What if the not-real and new psychoactive substances (NPS), for example, are simply aggregated with real drugs as in NPS-C-MPMA-LSD? And, what if the case then is made that NPS addiction might yet remain unsanctioned—and even “blessed” in some way? The same way that alphabetized and aggregated LGBTQA addiction is attached to real marriage and then seeks a blessing for unreal “gay marriage”?
For an answer, should we channel the synodal reporter general Cardinal Hollerich and synodal guru Fr. Jiminy-Cricket Martin? Hollerich, at least, no longer seeks to overturn Church teaching about binary sexual reality, but does look for a change in “attitude.” Meaning what, exactly? As for Jiminy-Cricket Martin’s fluid spirit of accompaniment/accommodation—and as the saying goes, “sauce for a [male] goose is sauce for a [female] gander, AND now is sauce for the third option, and for whatever!

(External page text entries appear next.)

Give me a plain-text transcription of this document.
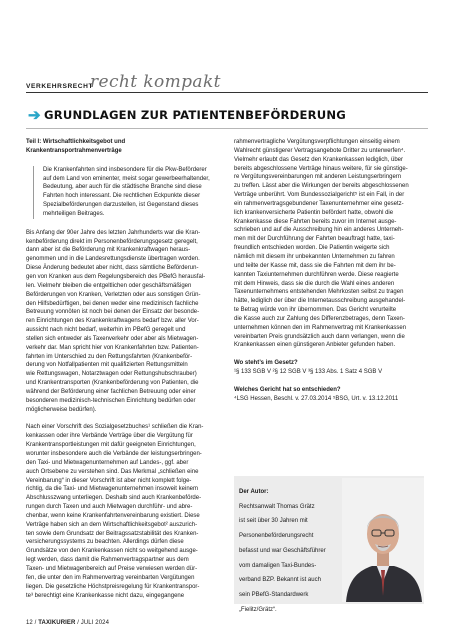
VERKEHRSRECHT
recht kompakt
➔ GRUNDLAGEN ZUR PATIENTENBEFÖRDERUNG

Teil I: Wirtschaftlichkeitsgebot und

Krankentransportrahmenverträge

Die Krankenfahrten sind insbesondere für die Pkw-Beförderer

auf dem Land von eminenter, meist sogar gewerbeerhaltender,

Bedeutung, aber auch für die städtische Branche sind diese

Fahrten hoch interessant. Die rechtlichen Eckpunkte dieser

Spezialbeförderungen darzustellen, ist Gegenstand dieses

mehrteiligen Beitrages.

Bis Anfang der 90er Jahre des letzten Jahrhunderts war die Kran-

kenbeförderung direkt im Personenbeförderungsgesetz geregelt,

dann aber ist die Beförderung mit Krankenkraftwagen heraus-

genommen und in die Landesrettungsdienste übertragen worden.

Diese Änderung bedeutet aber nicht, dass sämtliche Beförderun-

gen von Kranken aus dem Regelungsbereich des PBefG herausfal-

len. Vielmehr bleiben die entgeltlichen oder geschäftsmäßigen

Beförderungen von Kranken, Verletzten oder aus sonstigen Grün-

den Hilfsbedürftigen, bei denen weder eine medizinisch fachliche

Betreuung vonnöten ist noch bei denen der Einsatz der besonde-

ren Einrichtungen des Krankenkraftwagens bedarf bzw. aller Vor-

aussicht nach nicht bedarf, weiterhin im PBefG geregelt und

stellen sich entweder als Taxenverkehr oder aber als Mietwagen-

verkehr dar. Man spricht hier von Krankenfahrten bzw. Patienten-

fahrten im Unterschied zu den Rettungsfahrten (Krankenbeför-

derung von Notfallpatienten mit qualifizierten Rettungsmitteln

wie Rettungswagen, Notarztwagen oder Rettungshubschrauber)

und Krankentransporten (Krankenbeförderung von Patienten, die

während der Beförderung einer fachlichen Betreuung oder einer

besonderen medizinisch-technischen Einrichtung bedürfen oder

möglicherweise bedürfen).

Nach einer Vorschrift des Sozialgesetzbuches¹ schließen die Kran-

kenkassen oder ihre Verbände Verträge über die Vergütung für

Krankentransportleistungen mit dafür geeigneten Einrichtungen,

worunter insbesondere auch die Verbände der leistungserbringen-

den Taxi- und Mietwagenunternehmen auf Landes-, ggf. aber

auch Ortsebene zu verstehen sind. Das Merkmal „schließen eine

Vereinbarung“ in dieser Vorschrift ist aber nicht komplett folge-

richtig, da die Taxi- und Mietwagenunternehmen insoweit keinem

Abschlusszwang unterliegen. Deshalb sind auch Krankenbeförde-

rungen durch Taxen und auch Mietwagen durchführ- und abre-

chenbar, wenn keine Krankenfahrtenvereinbarung existiert. Diese

Verträge haben sich an dem Wirtschaftlichkeitsgebot² auszurich-

ten sowie dem Grundsatz der Beitragssatzstabilität des Kranken-

versicherungssystems zu beachten. Allerdings dürfen diese

Grundsätze von den Krankenkassen nicht so weitgehend ausge-

legt werden, dass damit die Rahmenvertragspartner aus dem

Taxen- und Mietwagenbereich auf Preise verwiesen werden dür-

fen, die unter den im Rahmenvertrag vereinbarten Vergütungen

liegen. Die gesetzliche Höchstpreisregelung für Krankentranspor-

te³ berechtigt eine Krankenkasse nicht dazu, eingegangene

rahmenvertragliche Vergütungsverpflichtungen einseitig einem

Wahlrecht günstigerer Vertragsangebote Dritter zu unterwerfen⁴.

Vielmehr erlaubt das Gesetz den Krankenkassen lediglich, über

bereits abgeschlossene Verträge hinaus weitere, für sie günstige-

re Vergütungsvereinbarungen mit anderen Leistungserbringern

zu treffen. Lässt aber die Wirkungen der bereits abgeschlossenen

Verträge unberührt. Vom Bundessozialgericht⁵ ist ein Fall, in der

ein rahmenvertragsgebundener Taxenunternehmer eine gesetz-

lich krankenversicherte Patientin befördert hatte, obwohl die

Krankenkasse diese Fahrten bereits zuvor im Internet ausge-

schrieben und auf die Ausschreibung hin ein anderes Unterneh-

men mit der Durchführung der Fahrten beauftragt hatte, taxi-

freundlich entschieden worden. Die Patientin weigerte sich

nämlich mit diesem ihr unbekannten Unternehmen zu fahren

und teilte der Kasse mit, dass sie die Fahrten mit dem ihr be-

kannten Taxiunternehmen durchführen werde. Diese reagierte

mit dem Hinweis, dass sie die durch die Wahl eines anderen

Taxenunternehmens entstehenden Mehrkosten selbst zu tragen

hätte, lediglich der über die Internetausschreibung ausgehandel-

te Betrag würde von ihr übernommen. Das Gericht verurteilte

die Kasse auch zur Zahlung des Differenzbetrages, denn Taxen-

unternehmen können den im Rahmenvertrag mit Krankenkassen

vereinbarten Preis grundsätzlich auch dann verlangen, wenn die

Krankenkassen einen günstigeren Anbieter gefunden haben.

Wo steht’s im Gesetz?

¹§ 133 SGB V ²§ 12 SGB V ³§ 133 Abs. 1 Satz 4 SGB V

Welches Gericht hat so entschieden?

⁴LSG Hessen, Beschl. v. 27.03.2014 ⁵BSG, Urt. v. 13.12.2011

Der Autor:

Rechtsanwalt Thomas Grätz

ist seit über 30 Jahren mit

Personenbeförderungsrecht

befasst und war Geschäftsführer

vom damaligen Taxi-Bundes-

verband BZP. Bekannt ist auch

sein PBefG-Standardwerk

„Fielitz/Grätz“.

12 / TAXIKURIER / JULI 2024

In all underlying “concrete experiences, stories of loneliness, inequality, exclusion, lack of integration [Pope Francis]”—and then addictive escapes into unreality—there’s the graced invitation and narrow path of Christ, the “concrete universal.” A higher and deeper and more healing path than any therapeutic adjustment of “attitude” alone, against the diabolical betrayal of both God and the real self.
Life is a precious gift. Drug dealers, drug users, and drug makers need to be evangelized.
Absolutely Dr. Coelho. I agree. That & the practical steps that need to be taken also.
We need to reopen mental hospitals ASAP. There’s a relentless circle of mental/emotional illness & addiction. Society can do a lot better than watching homeless addicts overdose in our streets.
But of course, we cannot build a border wall to help stem the flood of illegal drugs ravaging the nation, especially the poor. That would be too “rigid,” no doubt.
Drugs do enter hidden in migrant backpacks but the overwhelming majority come right through official US border crossings concealed in vehicles including 18 wheelers. You can smuggle an enormous amount of contraband that way. US citizens often smuggle drugs purchased in Mexico. And we provide the guns & ammo to the cartels.
It takes two sides to smuggle successfully.